Why did all this have to happen? Without speculating on the intentions of the Electoral Committee and the current ruling party, the votes could have easily been sent a few weeks ago to allow for the delay in postage and the return post home. The process of form-filling could have been explained in detail via social media videos to aid those abroad in filling up their votes correctly. And courier services could have been set up to streamline the return process and ease the increased demand on postal services. The voting day could have been moved to a more convenient time to allow more Malaysians to return home to vote. The fact that none of this occurred is at the very least, a grave oversight in the process management of a national election (and an international embarrassment) and at worst, a not so subtle disregard of the rights of Malaysians worldwide (there is of course, an even worse implication which, although left unsaid, is on everyone’s mind at present).

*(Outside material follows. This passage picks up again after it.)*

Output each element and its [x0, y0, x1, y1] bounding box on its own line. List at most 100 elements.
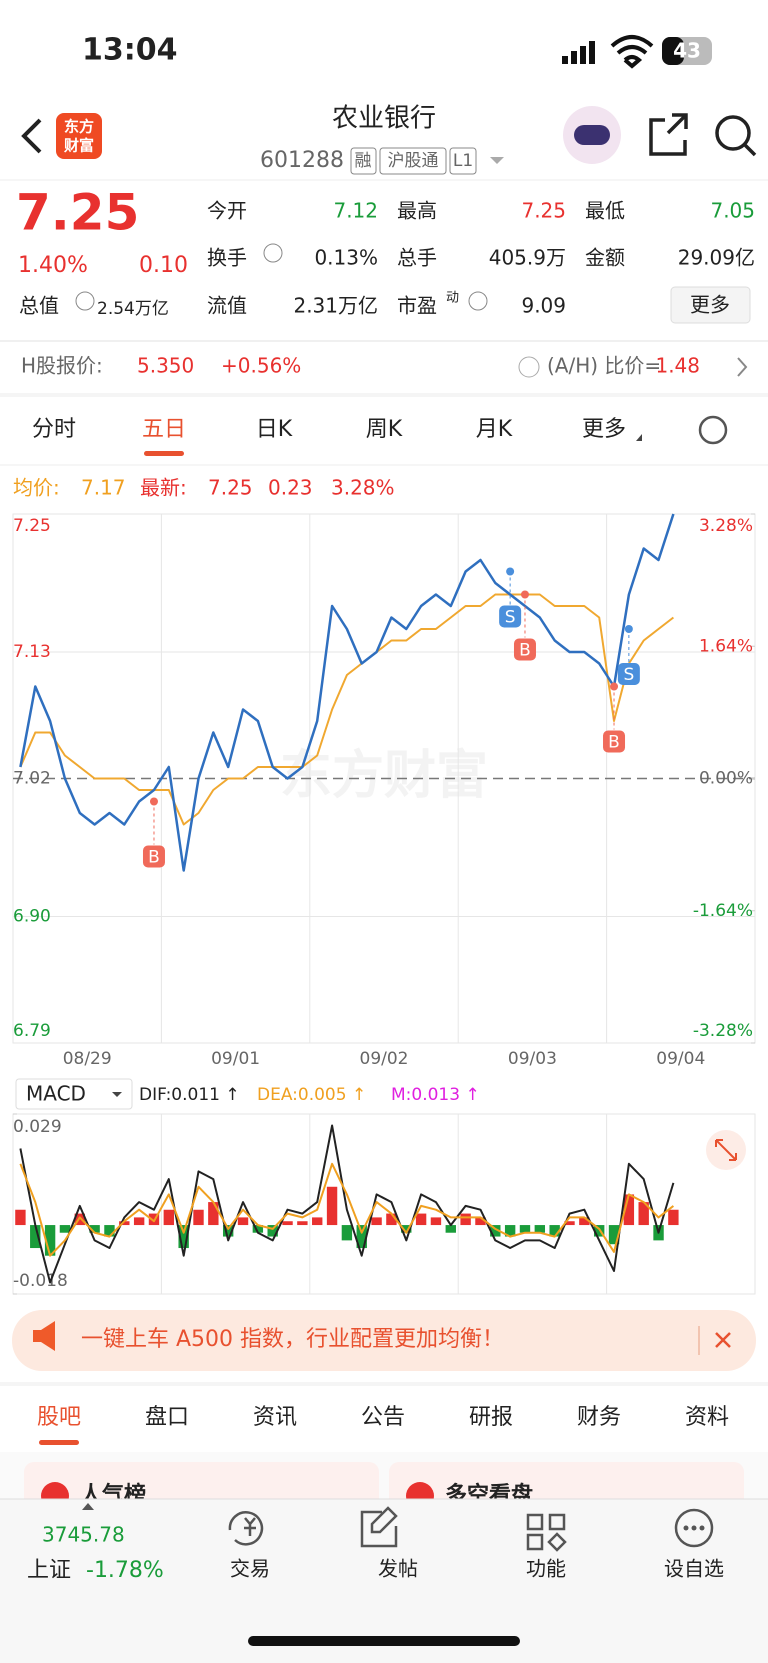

My own vote’s journey was as follows. Upon filling my form out, I was told to contact a person based in a nearby suburb for help in getting the ballot to the airport. This gentleman (who was at work when I called him) then directed me to his wife who was at home with their baby at the time. I pulled up outside a lovely brick house with instructions to ‘knock softly as the baby might be asleep’. With some nervousness I did so, and was greeted by a young woman in a bright yellow Global BERSIH T-shirt who kept apologising throughout the conversation for how messy the home was (it was NOT). I blurted out my thanks and at how impressed and amazed I was that Malaysians were coming out to help each other, and how most people who met today might never meet again. This ballot, along with several others delivered to this house during the day, would be collected by her husband that evening and delivered to the airport to a runner who would fly back to Penang that night (7th of May). Upon arrival, a friend’s sister had volunteered to pick up the votes destined for the polling station in my municipality of Beruas in Perak. A relatively painless process on my part, but how much of this could have been avoided with proper planning?

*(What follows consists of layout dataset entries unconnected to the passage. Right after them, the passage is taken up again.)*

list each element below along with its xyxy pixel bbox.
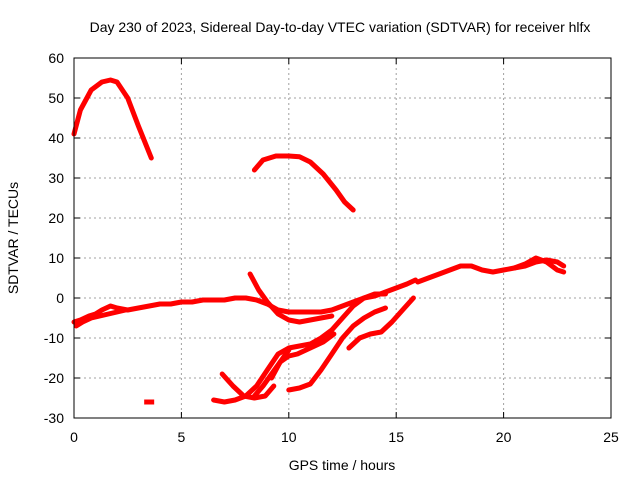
- series-arc-g: [511, 255, 567, 275]
- y-tick-label: 20: [48, 210, 64, 226]
- y-tick-label: 0: [56, 290, 64, 306]
- y-tick-label: 30: [48, 170, 64, 186]
- y-axis-title: SDTVAR / TECUs: [5, 182, 21, 294]
- series-arc-k: [286, 305, 388, 393]
- x-tick-label: 0: [70, 429, 78, 445]
- y-tick-label: -30: [44, 410, 64, 426]
- y-tick-label: -20: [44, 370, 64, 386]
- x-tick-label: 25: [603, 429, 619, 445]
- axis-ticks: 0 5 10 15 20 25 -30 -20 -10 0 10 20 30 40 50 60: [44, 50, 619, 445]
- plot-series: [71, 77, 567, 405]
- y-tick-label: 60: [48, 50, 64, 66]
- y-tick-label: 40: [48, 130, 64, 146]
- series-arc-i: [219, 371, 277, 401]
- series-arc-m: [269, 347, 292, 381]
- chart-title: Day 230 of 2023, Sidereal Day-to-day VTE…: [90, 19, 591, 35]
- series-arc-b: [251, 153, 356, 213]
- data-point: [144, 399, 155, 405]
- x-tick-label: 15: [388, 429, 404, 445]
- y-tick-label: 10: [48, 250, 64, 266]
- series-arc-j: [251, 331, 337, 399]
- series-arc-e: [247, 271, 335, 325]
- series-arc-f: [415, 257, 567, 285]
- plot-frame: [73, 57, 612, 419]
- x-axis-title: GPS time / hours: [289, 457, 396, 473]
- x-tick-label: 10: [281, 429, 297, 445]
- series-arc-a: [71, 77, 154, 161]
- y-tick-label: 50: [48, 90, 64, 106]
- y-tick-label: -10: [44, 330, 64, 346]
- x-tick-label: 20: [496, 429, 512, 445]
- series-arc-l: [346, 295, 416, 351]
- grid-lines: [74, 58, 611, 418]
- series-arc-d: [73, 307, 129, 329]
- x-tick-label: 5: [178, 429, 186, 445]
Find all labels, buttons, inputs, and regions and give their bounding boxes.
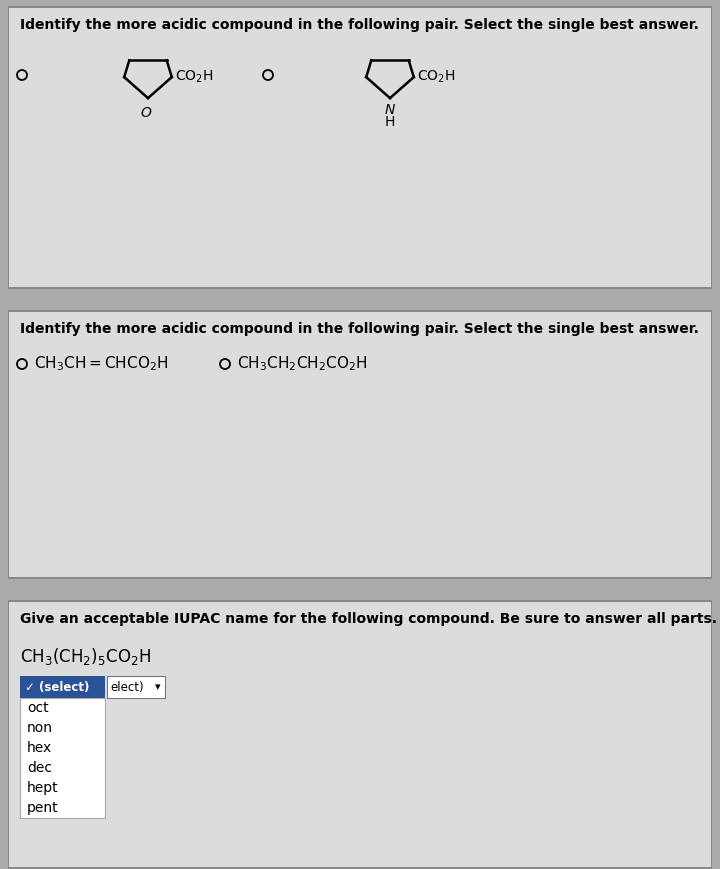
Text: non: non: [27, 721, 53, 735]
Text: H: H: [384, 115, 395, 129]
Text: Identify the more acidic compound in the following pair. Select the single best : Identify the more acidic compound in the…: [20, 18, 699, 32]
Text: CH$_3$CH$_2$CH$_2$CO$_2$H: CH$_3$CH$_2$CH$_2$CO$_2$H: [237, 355, 367, 374]
Text: CO$_2$H: CO$_2$H: [417, 69, 455, 85]
FancyBboxPatch shape: [9, 312, 711, 577]
FancyBboxPatch shape: [20, 676, 105, 698]
Text: N: N: [384, 103, 395, 117]
FancyBboxPatch shape: [107, 676, 165, 698]
Text: Give an acceptable IUPAC name for the following compound. Be sure to answer all : Give an acceptable IUPAC name for the fo…: [20, 612, 717, 626]
Text: elect): elect): [110, 680, 143, 693]
FancyBboxPatch shape: [8, 6, 712, 289]
Text: hept: hept: [27, 781, 58, 795]
Text: CO$_2$H: CO$_2$H: [175, 69, 213, 85]
FancyBboxPatch shape: [8, 310, 712, 579]
Text: O: O: [140, 106, 151, 120]
Text: ✓ (select): ✓ (select): [25, 680, 89, 693]
Text: dec: dec: [27, 761, 52, 775]
Text: Identify the more acidic compound in the following pair. Select the single best : Identify the more acidic compound in the…: [20, 322, 699, 336]
Text: ▾: ▾: [155, 682, 161, 692]
Text: oct: oct: [27, 701, 49, 715]
Text: CH$_3$CH$=$CHCO$_2$H: CH$_3$CH$=$CHCO$_2$H: [34, 355, 168, 374]
FancyBboxPatch shape: [9, 602, 711, 867]
FancyBboxPatch shape: [8, 600, 712, 869]
Text: CH$_3$(CH$_2$)$_5$CO$_2$H: CH$_3$(CH$_2$)$_5$CO$_2$H: [20, 646, 151, 667]
FancyBboxPatch shape: [9, 8, 711, 287]
FancyBboxPatch shape: [20, 698, 105, 818]
Text: pent: pent: [27, 801, 58, 815]
Text: hex: hex: [27, 741, 53, 755]
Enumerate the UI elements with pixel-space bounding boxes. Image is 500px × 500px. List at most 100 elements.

Much can be made of this being a flash-in-the-pan moment, never to be repeated, and potentially of little actual value in the process. But what actually transpired (and continues to happen as I type) was birthed out of a desire to see fair play and the odds evened out. And so the ‘little people’ came out of their offices, schools, hospitals, rural bedrooms and city apartments and united without fuss or making a scene, utilising the tools that made the Instagram millenials famous to coordinate an intercontinental transport system that should have existed but didn’t.
I would still not call myself a nationalist, nor would I claim to take more than a passing interest in national Malaysian politics, but this (what should have been simple) act of filling in and sending a postal vote in time for the national elections has brought home to me the need for change back home. And while change is dreaded for its’ uncertainty of outcome, and the painful breaking apart of current molds to make way for new ones; if those who are involved in this change have lived through the past decade in Malaysia, one hopes that no matter their religious or political inclinations, that they share a united desire for a Malaysia free of injustice at every level.
I was describing the days’ proceedings above to my Mauritian housemate, who replied that while he could identify with the current sentiment in Malaysia, that the general feeling in Mauritius is that of resignation that the status quo would not change and that nothing can be done about it. This, view, no doubt shared by others around the world in every situation where the odds against the perceived overarching threat are too small, is one which I hope will never come near my home.